[systemd-devel] So how am I supposed to put together my Linux system?

Tobias Hunger tobias.hunger at gmail.com
Fri Sep 5 07:19:40 PDT 2014


Hi

I have read http://0pointer.net/blog/revisiting-how-we-put-together-linux-systems.html
with interest and since I am using a home-grown image based
installation scheme anyway, I would like to try and move that closer
to the proposal from the systemd cabal. It is pretty easy to create
the suggested subvolumes, but I how to proceed from that point still
is a bit unclear to me:-)

How should I install kernels/initramfs though?

I understood the plan to be to copy the kernel/initramfs into the EFI
boot partion and to create boot loader entries linking the
kernel/initramfs combo with the root file system.

But where do those kernels come from? I would think the usr-subvolume
is the best place for that. Did you recommend a place for the
kernel/initramfs yet (E.g. <usr-subvolume>/boot) or do you expect the
distributions to decide that?

Do you consider a tool that will copy the kernel/initramfs from the
usr-subvolumes into the EFI boot partition in scope for systemd or
should the distributions handle that instead? I think the following
steps are pretty generic and could be handled by a small tool shipped
as part of systemd:

* iterate over the usr-snapshots and get the kernel(s) and initramfs
file(s) from all the snapshots boot directory (assuming you expect the
distributions to put the kernels into /usr/boot).

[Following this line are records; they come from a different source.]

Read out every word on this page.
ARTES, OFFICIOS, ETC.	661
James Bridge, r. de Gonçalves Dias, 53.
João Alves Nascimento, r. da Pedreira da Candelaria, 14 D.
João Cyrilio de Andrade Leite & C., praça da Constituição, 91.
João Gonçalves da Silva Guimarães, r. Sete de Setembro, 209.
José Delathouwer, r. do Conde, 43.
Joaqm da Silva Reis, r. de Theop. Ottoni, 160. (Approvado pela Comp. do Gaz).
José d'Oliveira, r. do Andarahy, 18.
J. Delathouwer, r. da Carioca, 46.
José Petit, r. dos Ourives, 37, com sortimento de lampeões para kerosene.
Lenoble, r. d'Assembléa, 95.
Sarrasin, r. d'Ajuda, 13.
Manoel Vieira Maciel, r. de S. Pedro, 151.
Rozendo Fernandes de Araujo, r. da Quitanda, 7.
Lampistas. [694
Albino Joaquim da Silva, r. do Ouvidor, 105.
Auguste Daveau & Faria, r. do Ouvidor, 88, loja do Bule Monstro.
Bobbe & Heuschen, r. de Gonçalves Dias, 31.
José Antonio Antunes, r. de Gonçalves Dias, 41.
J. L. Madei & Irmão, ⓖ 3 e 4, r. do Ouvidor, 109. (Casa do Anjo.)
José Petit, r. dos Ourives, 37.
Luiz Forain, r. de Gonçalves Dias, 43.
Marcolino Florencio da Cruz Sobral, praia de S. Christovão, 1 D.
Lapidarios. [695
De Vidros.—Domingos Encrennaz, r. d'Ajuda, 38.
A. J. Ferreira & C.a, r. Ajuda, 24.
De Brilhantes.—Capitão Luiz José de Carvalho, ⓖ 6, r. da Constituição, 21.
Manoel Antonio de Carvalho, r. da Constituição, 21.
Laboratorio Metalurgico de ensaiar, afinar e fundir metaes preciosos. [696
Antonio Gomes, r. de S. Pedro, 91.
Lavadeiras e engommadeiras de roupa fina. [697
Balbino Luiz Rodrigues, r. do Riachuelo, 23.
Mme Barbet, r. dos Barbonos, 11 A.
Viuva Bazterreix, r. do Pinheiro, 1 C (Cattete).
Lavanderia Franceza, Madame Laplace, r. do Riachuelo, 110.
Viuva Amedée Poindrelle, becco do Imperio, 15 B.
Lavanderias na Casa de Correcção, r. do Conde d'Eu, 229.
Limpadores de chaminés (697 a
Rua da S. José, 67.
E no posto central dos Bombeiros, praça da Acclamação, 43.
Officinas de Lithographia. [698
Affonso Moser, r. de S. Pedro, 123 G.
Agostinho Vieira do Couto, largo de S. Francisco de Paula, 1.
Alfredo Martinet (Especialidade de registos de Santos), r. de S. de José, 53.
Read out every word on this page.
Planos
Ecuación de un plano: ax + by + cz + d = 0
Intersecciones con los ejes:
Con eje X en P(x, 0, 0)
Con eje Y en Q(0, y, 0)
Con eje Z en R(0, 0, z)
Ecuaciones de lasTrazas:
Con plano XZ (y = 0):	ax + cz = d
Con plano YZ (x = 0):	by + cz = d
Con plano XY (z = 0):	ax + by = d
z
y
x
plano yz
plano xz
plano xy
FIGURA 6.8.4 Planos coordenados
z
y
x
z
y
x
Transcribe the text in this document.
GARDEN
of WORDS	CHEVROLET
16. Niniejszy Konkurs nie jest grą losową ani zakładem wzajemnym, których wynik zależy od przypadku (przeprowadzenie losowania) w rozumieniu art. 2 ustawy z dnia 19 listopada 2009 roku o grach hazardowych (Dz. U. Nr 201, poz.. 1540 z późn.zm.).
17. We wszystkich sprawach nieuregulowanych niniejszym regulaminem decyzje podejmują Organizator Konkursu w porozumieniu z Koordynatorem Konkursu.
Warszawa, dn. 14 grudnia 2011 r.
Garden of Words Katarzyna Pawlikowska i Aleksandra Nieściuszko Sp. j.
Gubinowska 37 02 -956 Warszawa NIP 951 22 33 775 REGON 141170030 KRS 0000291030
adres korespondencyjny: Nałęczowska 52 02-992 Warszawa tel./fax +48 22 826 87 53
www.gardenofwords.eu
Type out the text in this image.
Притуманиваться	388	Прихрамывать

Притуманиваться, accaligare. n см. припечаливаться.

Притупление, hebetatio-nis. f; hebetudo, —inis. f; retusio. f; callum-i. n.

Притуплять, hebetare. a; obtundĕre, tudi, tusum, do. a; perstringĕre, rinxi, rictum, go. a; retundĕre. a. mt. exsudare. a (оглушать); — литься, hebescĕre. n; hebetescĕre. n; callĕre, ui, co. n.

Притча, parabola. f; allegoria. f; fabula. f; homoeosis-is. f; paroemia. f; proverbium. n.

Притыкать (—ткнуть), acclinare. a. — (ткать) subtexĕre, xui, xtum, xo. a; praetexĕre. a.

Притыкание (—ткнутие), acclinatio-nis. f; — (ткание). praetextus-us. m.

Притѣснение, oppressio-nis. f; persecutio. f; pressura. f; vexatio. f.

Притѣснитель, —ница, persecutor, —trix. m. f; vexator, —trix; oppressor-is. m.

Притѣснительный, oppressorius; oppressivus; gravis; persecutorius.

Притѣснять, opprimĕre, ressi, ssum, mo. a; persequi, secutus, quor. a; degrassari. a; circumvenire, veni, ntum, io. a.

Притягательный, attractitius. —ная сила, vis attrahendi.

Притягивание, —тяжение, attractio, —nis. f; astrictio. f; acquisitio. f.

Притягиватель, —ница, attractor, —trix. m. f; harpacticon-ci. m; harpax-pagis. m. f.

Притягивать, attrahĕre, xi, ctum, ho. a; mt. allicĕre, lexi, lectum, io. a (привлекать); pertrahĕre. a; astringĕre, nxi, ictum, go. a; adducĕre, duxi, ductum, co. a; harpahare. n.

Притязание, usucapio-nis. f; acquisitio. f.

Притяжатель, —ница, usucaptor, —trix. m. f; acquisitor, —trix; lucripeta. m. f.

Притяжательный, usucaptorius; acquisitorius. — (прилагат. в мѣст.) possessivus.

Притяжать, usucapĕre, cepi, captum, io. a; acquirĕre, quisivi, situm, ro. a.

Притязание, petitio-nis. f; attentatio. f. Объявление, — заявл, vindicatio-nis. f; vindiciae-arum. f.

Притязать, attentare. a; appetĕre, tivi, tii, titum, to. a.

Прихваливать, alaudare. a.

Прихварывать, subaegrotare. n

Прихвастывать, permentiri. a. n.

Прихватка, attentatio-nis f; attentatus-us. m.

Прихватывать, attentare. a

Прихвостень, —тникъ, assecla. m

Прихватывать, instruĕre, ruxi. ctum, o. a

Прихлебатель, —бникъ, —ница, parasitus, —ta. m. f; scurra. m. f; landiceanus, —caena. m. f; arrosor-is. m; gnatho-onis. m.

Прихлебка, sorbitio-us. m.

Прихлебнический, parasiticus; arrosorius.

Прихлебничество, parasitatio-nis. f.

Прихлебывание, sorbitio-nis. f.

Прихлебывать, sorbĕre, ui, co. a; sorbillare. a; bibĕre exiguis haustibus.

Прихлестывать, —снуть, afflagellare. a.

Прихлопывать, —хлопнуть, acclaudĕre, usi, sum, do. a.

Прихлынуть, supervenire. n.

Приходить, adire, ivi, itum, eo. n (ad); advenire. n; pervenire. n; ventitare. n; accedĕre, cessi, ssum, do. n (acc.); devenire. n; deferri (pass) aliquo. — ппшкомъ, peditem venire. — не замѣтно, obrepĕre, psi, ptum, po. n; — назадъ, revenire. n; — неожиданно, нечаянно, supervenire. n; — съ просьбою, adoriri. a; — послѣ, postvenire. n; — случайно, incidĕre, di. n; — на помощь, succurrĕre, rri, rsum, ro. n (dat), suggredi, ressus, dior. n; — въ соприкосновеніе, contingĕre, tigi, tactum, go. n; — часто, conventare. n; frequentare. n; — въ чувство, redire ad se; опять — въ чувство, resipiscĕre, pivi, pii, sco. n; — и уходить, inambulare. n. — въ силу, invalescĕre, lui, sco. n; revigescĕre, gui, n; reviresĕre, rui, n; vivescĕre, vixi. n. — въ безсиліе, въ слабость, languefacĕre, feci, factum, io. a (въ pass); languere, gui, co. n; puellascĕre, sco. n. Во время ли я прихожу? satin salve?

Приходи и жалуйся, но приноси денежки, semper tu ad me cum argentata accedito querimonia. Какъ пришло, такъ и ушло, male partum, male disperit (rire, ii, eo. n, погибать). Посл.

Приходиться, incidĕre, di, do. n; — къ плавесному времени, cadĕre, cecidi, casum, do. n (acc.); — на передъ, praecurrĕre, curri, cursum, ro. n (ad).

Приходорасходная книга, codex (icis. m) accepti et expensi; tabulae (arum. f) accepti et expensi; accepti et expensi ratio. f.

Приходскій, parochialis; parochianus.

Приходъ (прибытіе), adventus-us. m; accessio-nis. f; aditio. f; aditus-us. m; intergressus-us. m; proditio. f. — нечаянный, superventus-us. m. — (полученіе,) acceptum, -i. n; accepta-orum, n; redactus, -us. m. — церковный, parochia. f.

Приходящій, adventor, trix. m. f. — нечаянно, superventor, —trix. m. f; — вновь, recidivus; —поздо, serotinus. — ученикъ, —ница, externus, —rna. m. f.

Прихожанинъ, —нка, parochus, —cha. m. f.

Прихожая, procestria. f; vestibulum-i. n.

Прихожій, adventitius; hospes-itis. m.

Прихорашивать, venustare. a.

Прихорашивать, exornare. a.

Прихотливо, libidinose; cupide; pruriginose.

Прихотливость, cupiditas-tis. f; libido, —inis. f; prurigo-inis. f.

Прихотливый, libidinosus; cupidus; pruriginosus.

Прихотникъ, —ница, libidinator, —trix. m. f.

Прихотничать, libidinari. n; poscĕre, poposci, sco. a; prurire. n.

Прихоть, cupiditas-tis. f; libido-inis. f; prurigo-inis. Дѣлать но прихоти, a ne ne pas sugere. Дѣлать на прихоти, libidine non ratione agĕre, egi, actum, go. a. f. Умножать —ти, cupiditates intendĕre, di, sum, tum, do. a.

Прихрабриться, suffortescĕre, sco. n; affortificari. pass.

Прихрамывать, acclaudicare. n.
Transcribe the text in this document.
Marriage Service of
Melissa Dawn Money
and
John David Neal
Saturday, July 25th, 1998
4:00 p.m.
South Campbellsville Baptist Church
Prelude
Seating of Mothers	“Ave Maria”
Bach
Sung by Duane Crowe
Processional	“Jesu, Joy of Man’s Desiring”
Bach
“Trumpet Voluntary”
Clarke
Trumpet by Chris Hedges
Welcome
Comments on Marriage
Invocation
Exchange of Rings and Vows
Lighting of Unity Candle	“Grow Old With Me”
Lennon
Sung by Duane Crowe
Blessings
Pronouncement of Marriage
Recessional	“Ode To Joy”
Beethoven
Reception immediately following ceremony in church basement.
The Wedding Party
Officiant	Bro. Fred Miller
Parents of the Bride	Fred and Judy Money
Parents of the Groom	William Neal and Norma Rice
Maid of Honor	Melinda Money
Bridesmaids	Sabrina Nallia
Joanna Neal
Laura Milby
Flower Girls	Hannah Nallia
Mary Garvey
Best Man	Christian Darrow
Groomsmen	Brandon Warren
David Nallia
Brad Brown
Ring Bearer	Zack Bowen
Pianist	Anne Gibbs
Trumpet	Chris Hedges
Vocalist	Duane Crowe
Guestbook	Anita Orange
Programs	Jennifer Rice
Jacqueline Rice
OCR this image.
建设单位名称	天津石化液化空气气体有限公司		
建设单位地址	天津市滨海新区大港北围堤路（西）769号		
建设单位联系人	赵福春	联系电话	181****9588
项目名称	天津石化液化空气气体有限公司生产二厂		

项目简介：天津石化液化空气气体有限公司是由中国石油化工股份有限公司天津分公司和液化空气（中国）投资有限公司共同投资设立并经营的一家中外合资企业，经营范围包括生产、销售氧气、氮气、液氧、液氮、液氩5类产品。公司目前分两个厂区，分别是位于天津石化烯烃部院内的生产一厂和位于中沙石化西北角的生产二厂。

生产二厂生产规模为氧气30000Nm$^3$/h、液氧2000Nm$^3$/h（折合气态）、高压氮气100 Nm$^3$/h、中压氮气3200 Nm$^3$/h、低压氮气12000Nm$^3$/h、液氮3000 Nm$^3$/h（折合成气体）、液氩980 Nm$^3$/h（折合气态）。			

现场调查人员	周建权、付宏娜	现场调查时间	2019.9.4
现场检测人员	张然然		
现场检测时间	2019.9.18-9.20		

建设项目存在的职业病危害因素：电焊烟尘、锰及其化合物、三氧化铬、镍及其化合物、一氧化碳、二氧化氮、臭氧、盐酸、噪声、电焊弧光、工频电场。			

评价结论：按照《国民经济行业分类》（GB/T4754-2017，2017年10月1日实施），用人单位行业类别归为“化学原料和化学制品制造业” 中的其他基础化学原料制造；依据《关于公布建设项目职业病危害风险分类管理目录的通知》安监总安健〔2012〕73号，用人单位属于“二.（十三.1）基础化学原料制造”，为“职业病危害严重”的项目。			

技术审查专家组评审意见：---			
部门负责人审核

* copy those into the EFI boot partition. De-duplicate them while
doing that. EFI boot partitions are FAT-based, so that will most
likely require a bit of hashing as FS-based deduplication and
hard-/softlinks are out:-)

* create the necessary boot loader entry files according to the
http://freedesktop.org/wiki/Specifications/BootLoaderSpec/

I need to give the root filesystem/subvolume with the usual kernel
command line arguments, so that is not a problem. But how should the
usr-subvolume be specified? Setting that in the root-subvolume makes
little sense and the initramfs needs to mount /usr anyway, so I guess
that will require more kernel command line arguments. Did you define
those yet? I would suggest just using usrfs, usrflags and usrfstype
(where the usrfs should default to rootfs and usrfstype to btrfs).